Here is a complete file for people wanting to play with it :
public class Blah {
interface Extractor<RETURN_TYPE> {
public <U extends Enum<U>> RETURN_TYPE extractEnum(final Class<U> enumType);
}
public static <RETURN_TYPE> RETURN_TYPE extractField(final Extractor<RETURN_TYPE> extractor, final Field field) {
final Class<?> type = field.getType();
if (type.isEnum())
return extractor.extractEnum(/* error here*/type.asSubclass(Enum.class));
throw new RuntimeException("the rest of the visitor is not necessary here");
}
public static Integer extractField(final Extractor<Integer> extractor, final Field field) {
final Class<?> type = field.getType();
if (type.isEnum())
return extractor.extractEnum(type.asSubclass(Enum.class));
throw new RuntimeException("the rest of the visitor is not necessary here");
}
}
thanks in advance,
Nico
I would not be surprised if this is a bug in your compiler, actually. Through serious use of generics (the kind of thing you're doing, combining parameterised methods, bounded wildcards and other "advanced" uses of generics) I've encountered two or three issues in the last year in javac (annoyingly, the same unit often compiled fine in the IDE).
In your case I'm fairly sure it's a bug, since the part that the compiler is complaining about is that extractor.extractEnum is returning an Object rather than a RETURN_TYPE. And regardless of what crazy inference it does with your enum method arguments... it knows from the type signature that the Extractor is an Extractor<RETURN_TYPE>, so you should always be able to say return extractor.extractEnum(...);.
The damning evidence is that even if you call the method with a null argument (thus completely removing any potential complications from the enum generics in the argument), the compiler still complains. In particular, it now says that it thinks the return type from the Extractor is U<RETURN_TYPE> which is clearly rubbish.
In general the solution to working around these issues is throwing in some explicit casts. Is the compiler happy if you cast the output of extractEnum to RETURN_TYPE? Edit: no, it's really not - it complains that U<RETURN_TYPE> and RETURN_TYPE are inconvertible - eep...
If you're using a recent 1.6 compiler, I suggest you report this to Sun as this is quite a big problem with javac. Here's a very short test case that exercises it:
public class Test {
interface Sub<O> {
public <I extends Enum<I>> O method(final Class<I> enumType);
}
public static <O> O go(final Sub<O> sub) {
return sub.method(null);
}
}
P.S. it's general convention to use a single uppercase letter to designate generic type parameters. I'm not going to say "I'm right, you're wrong", but bear in mind that I found your code much harder to read and follow than if you had used Extractor instead. (And judging by Hemal's phrasing of his answer it's the same for him too.)
I haven't been able to infer the original problem.

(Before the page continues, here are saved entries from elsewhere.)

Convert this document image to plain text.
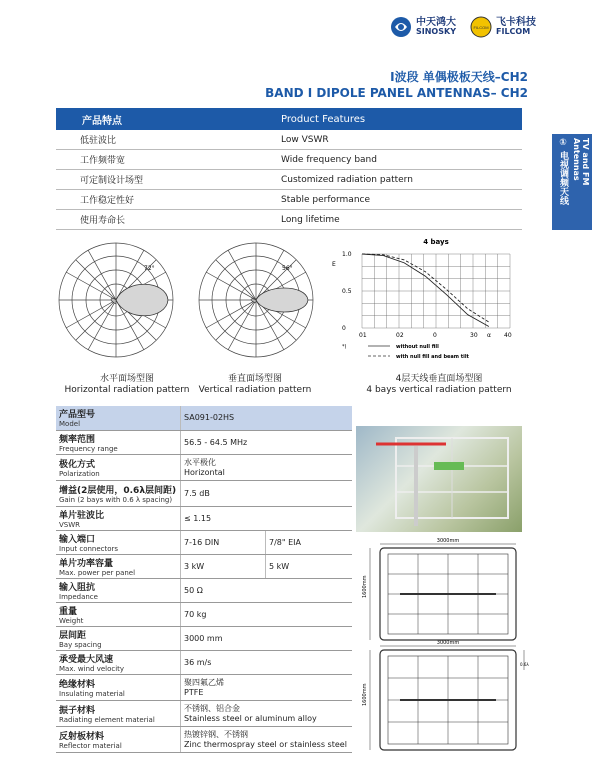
中天鸿大
SINOSKY	FILCOM 飞卡科技
FILCOM
I波段 单偶极板天线–CH2
BAND I DIPOLE PANEL ANTENNAS– CH2
① 电视调频天线	TV and FM Antennas
产品特点	Product Features
低驻波比	Low VSWR
工作频带宽	Wide frequency band
可定制设计场型	Customized radiation pattern
工作稳定性好	Stable performance
使用寿命长	Long lifetime
72°	56°
水平面场型图
Horizontal radiation pattern
垂直面场型图
Vertical radiation pattern
4层天线垂直面场型图
4 bays vertical radiation pattern
4 bays
E
1.0
0.5
0
01	02	0	30 α 40
*)	without null fill
with null fill and beam tilt
产品型号
Model	SA091-02HS	

频率范围
Frequency range	56.5 - 64.5 MHz	

极化方式
Polarization	水平极化
Horizontal	

增益(2层使用，0.6λ层间距)
Gain (2 bays with 0.6 λ spacing)	7.5 dB	

单片驻波比
VSWR	≤ 1.15	

输入端口
Input connectors	7-16 DIN	7/8" EIA

单片功率容量
Max. power per panel	3 kW	5 kW

输入阻抗
Impedance	50 Ω	

重量
Weight	70 kg	

层间距
Bay spacing	3000 mm	

承受最大风速
Max. wind velocity	36 m/s	

绝缘材料
Insulating material	聚四氟乙烯
PTFE	

振子材料
Radiating element material	不锈钢、铝合金
Stainless steel or aluminum alloy	

反射板材料
Reflector material	热镀锌钢、不锈钢
Zinc thermospray steel or stainless steel	
3000mm
1600mm
3000mm
1600mm
0.6λ
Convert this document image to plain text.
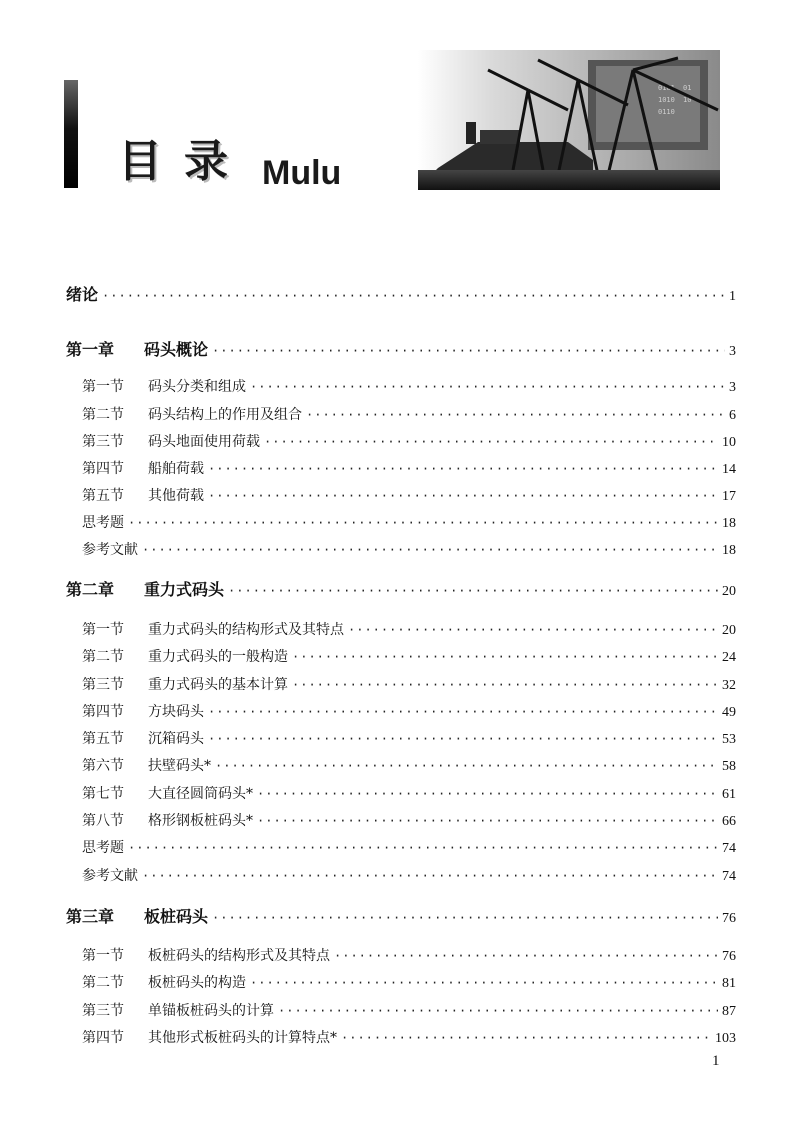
目录 Mulu
0101
1010
0110
01
10
绪论 ·····	1
第一章 码头概论 ·····	3
第一节 码头分类和组成 ·····	3
第二节 码头结构上的作用及组合 ·····	6
第三节 码头地面使用荷载 ·····	10
第四节 船舶荷载 ·····	14
第五节 其他荷载 ·····	17
思考题 ·····	18
参考文献 ·····	18
第二章 重力式码头 ·····	20
第一节 重力式码头的结构形式及其特点 ·····	20
第二节 重力式码头的一般构造 ·····	24
第三节 重力式码头的基本计算 ·····	32
第四节 方块码头 ·····	49
第五节 沉箱码头 ·····	53
第六节 扶壁码头* ·····	58
第七节 大直径圆筒码头* ·····	61
第八节 格形钢板桩码头* ·····	66
思考题 ·····	74
参考文献 ·····	74
第三章 板桩码头 ·····	76
第一节 板桩码头的结构形式及其特点 ·····	76
第二节 板桩码头的构造 ·····	81
第三节 单锚板桩码头的计算 ·····	87
第四节 其他形式板桩码头的计算特点* ·····	103
1
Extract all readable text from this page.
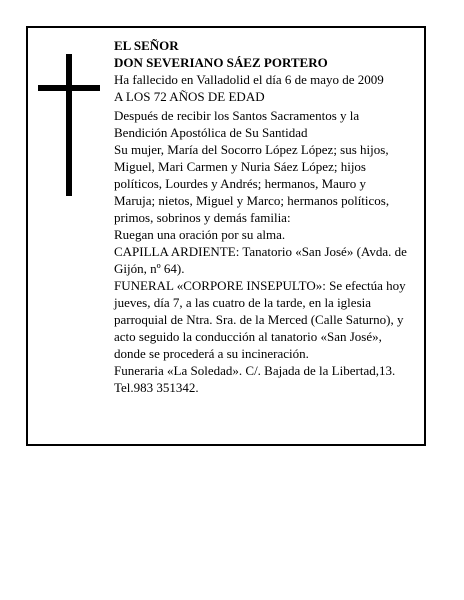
EL SEÑOR
DON SEVERIANO SÁEZ PORTERO
Ha fallecido en Valladolid el día 6 de mayo de 2009
A LOS 72 AÑOS DE EDAD
Después de recibir los Santos Sacramentos y la
Bendición Apostólica de Su Santidad
Su mujer, María del Socorro López López; sus hijos,
Miguel, Mari Carmen y Nuria Sáez López; hijos
políticos, Lourdes y Andrés; hermanos, Mauro y
Maruja; nietos, Miguel y Marco; hermanos políticos,
primos, sobrinos y demás familia:
Ruegan una oración por su alma.
CAPILLA ARDIENTE: Tanatorio «San José» (Avda. de
Gijón, nº 64).
FUNERAL «CORPORE INSEPULTO»: Se efectúa hoy
jueves, día 7, a las cuatro de la tarde, en la iglesia
parroquial de Ntra. Sra. de la Merced (Calle Saturno), y
acto seguido la conducción al tanatorio «San José»,
donde se procederá a su incineración.
Funeraria «La Soledad». C/. Bajada de la Libertad,13.
Tel.983 351342.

Am I correct that Extractor.extract has two type parameters, U which must be an Enum and T which is an arbitrary type? In the generic call, VV is both T and U? If U is VV than the parameter has to be Class<VV>, not Class<Enum>. The following compiles for me, but as you can see the generic method needs to be provides instance of Class<VV>
class Outer {
static class Extractor<T> {
public <U extends Enum<U>> T extract(final Class<U> lala) {
return null;
}
// two type parameters, T and U
// U must be an enum
// T is arbitrary class
}
static <VV extends Enum<VV>> VV extract(final Extractor<VV> extractor, Class<VV> vvClass) {
final Class<?> type = null;
return extractor.extract(vvClass);
// Outer.extract returns VV
// T -> VV
// it seems VV is also U
}
}
Looks like your Field.getType( ) will only return a generic Class. Because you will try to put a type with already erased type information this function will have to emit an "unchecked" warning, and ALL type information on generic interface WILL get erased.
Remember, that with type erasure your interface looks like this:
interface Extractor {
public Object extractEnum( final Class enumType );
}
So, because all type information is erased, the return type of extractEnum is java.lang.Object, so you have to add a specific cast. And this is precisely the error message that you've got.
Here is the modified example of your code.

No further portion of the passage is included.